The Reporting Person may effect purchases of the shares of Common Stock through margin accounts maintained for the Elliott Funds with prime brokers, which extend margin credit as and when required to open or carry positions in their margin accounts, subject to applicable federal margin regulations, stock exchange rules and such firms' credit policies. Positions in the shares of Common Stock may be held in margin accounts and may be pledged as collateral security for the repayment of debit balances in such accounts. Since other securities may be held in such margin accounts, it may not be possible to determine the amounts, if any, of margin used to purchase the shares of Common Stock. | ||
Item 4. | Purpose of Transaction | |
The Reporting Person increased the Elliott Funds' exposure to the Issuer as a result of its belief that the Issuer's strategic initiatives can position the Issuer to create long-term shareholder value. | ||
Item 5. | Interest in Securities of the Issuer | |
(a) | See rows (11) and (13) of the cover page to this Schedule 13D for the aggregate number of shares of Common Stock and percentage of shares of Common Stock beneficially owned by the Reporting Person. The aggregate percentage of shares of Common Stock reported beneficially owned by the Reporting Person is based upon 525,187,709 shares of Common Stock outstanding as of July 23, 2025, as disclosed in the Quarterly Report on Form 10-Q for the quarterly period ended June 30, 2025, filed by the Issuer with the Securities and Exchange Commission on July 24, 2025. | |
(b) | See rows (7) through (10) of the cover page to this Schedule 13D for the shares of Common Stock as to which the Reporting Person has the sole or shared power to vote or direct the vote and sole or shared power to dispose or to direct the disposition. | |
(c) | The transactions in the shares of Common Stock effected by the Reporting Person during the past sixty (60) days, which were all in the open market, are set forth on Schedule 1 attached hereto and incorporated by reference herein. | |
Item 6. | Contracts, Arrangements, Understandings or Relationships With Respect to Securities of the Issuer | |
Item 4 of the Schedule 13D is incorporated herein by reference.
The Elliott Funds have entered into notional principal amount derivative agreements (the "Cash Derivative Agreements") in the form of cash settled swaps with respect to an aggregate of 26,543,000 shares of Common Stock of the Issuer (collectively representing economic exposure comparable to 5.1% of the shares of Common Stock of the Issuer). The Cash Derivative Agreements provide the Elliott Funds with economic results that are comparable to the economic results of ownership but do not provide them or EIM with the power to vote or direct the voting or dispose of or direct the disposition of the shares that are referenced in the Cash Derivative Agreements (such shares, the "Subject Shares"). EIM disclaims beneficial ownership in the Subject Shares. The counterparties to the Cash Derivative Agreements are unaffiliated third-party financial institutions.

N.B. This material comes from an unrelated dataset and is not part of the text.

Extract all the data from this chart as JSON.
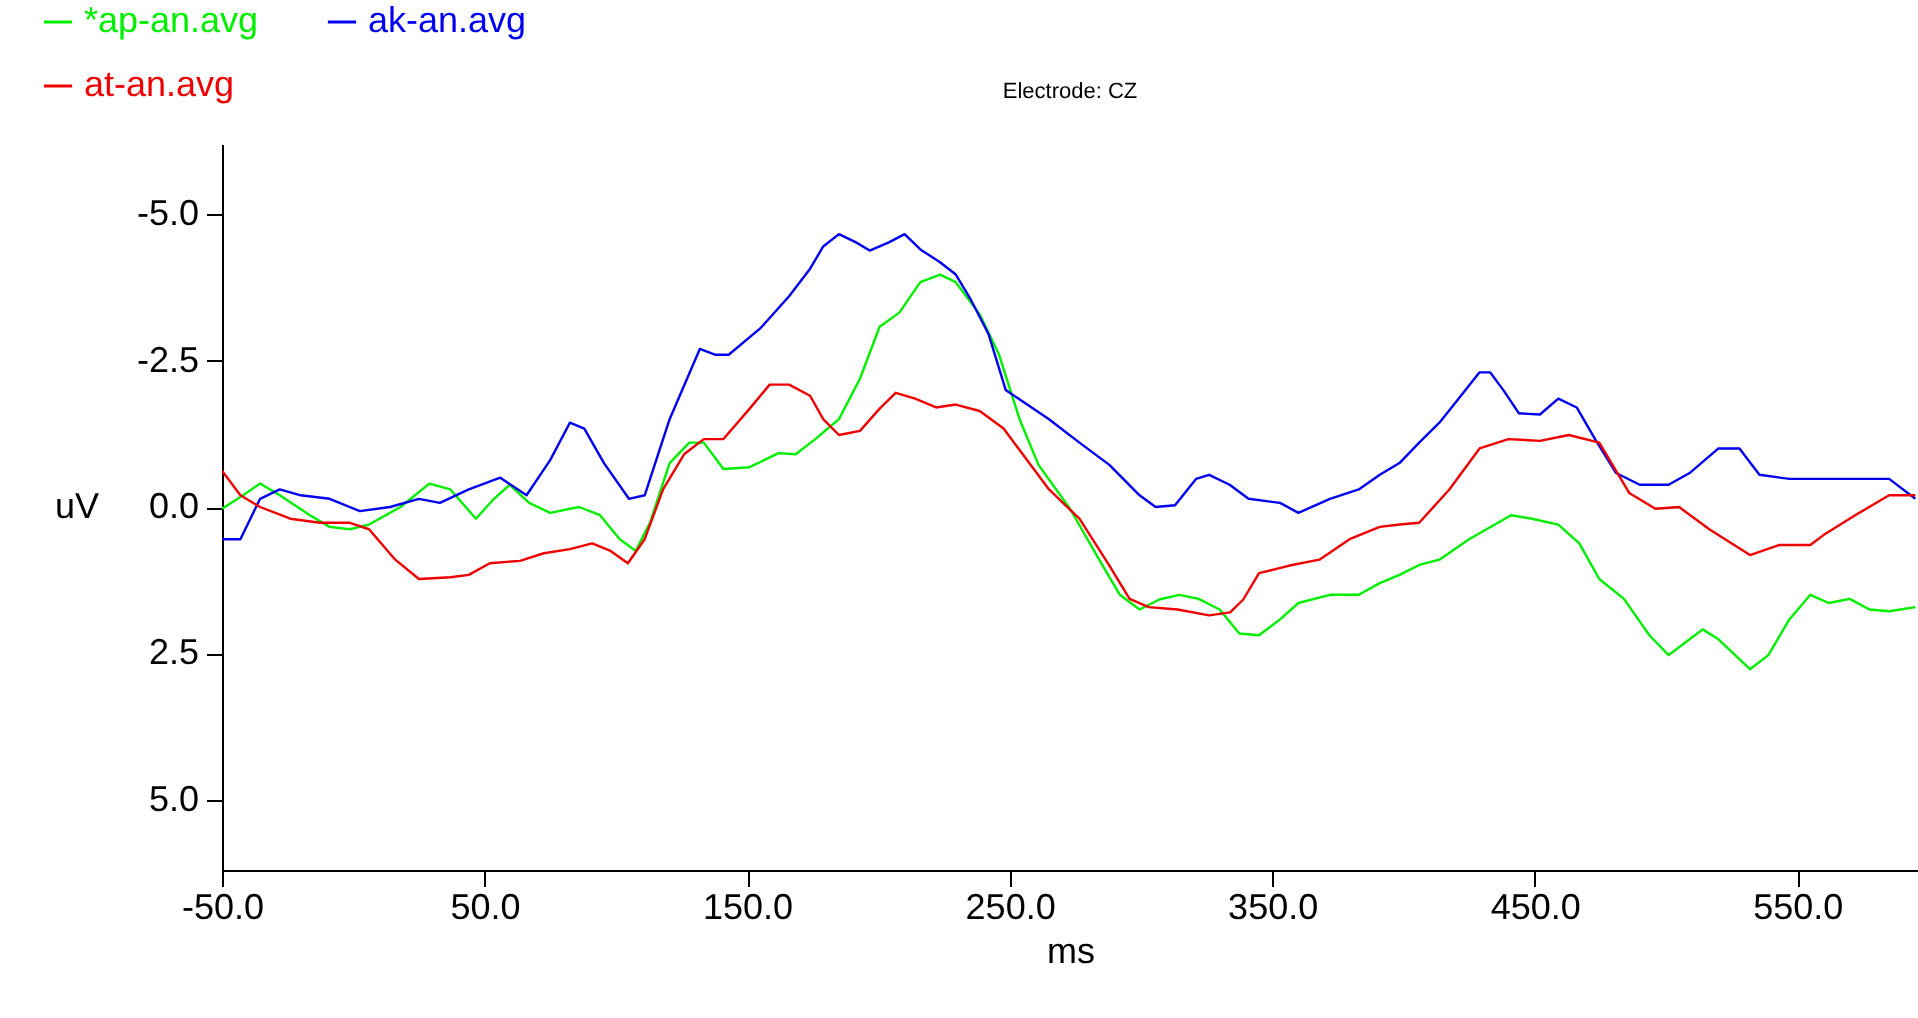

EIM has combined economic exposure in the Issuer of approximately 14.8% of the shares of Common Stock outstanding.
Except as set forth herein, there are no contracts, arrangements, understandings or relationships (legal or otherwise) among the persons named in Item 2 hereof and between such persons and any person with respect to any securities of the Issuer, including any class of the Issuer's securities used as a reference security, in connection with any of the following: call options, put options, security-based swaps or any other derivative securities, transfer or voting of any of the securities, finder's fees, joint ventures, loan or option arrangements, guarantees of profits, division of profits or loss, or the giving or withholding of proxies. |
SIGNATURE | |
After reasonable inquiry and to the best of my knowledge and belief, I certify that the information set forth in this statement is true, complete and correct.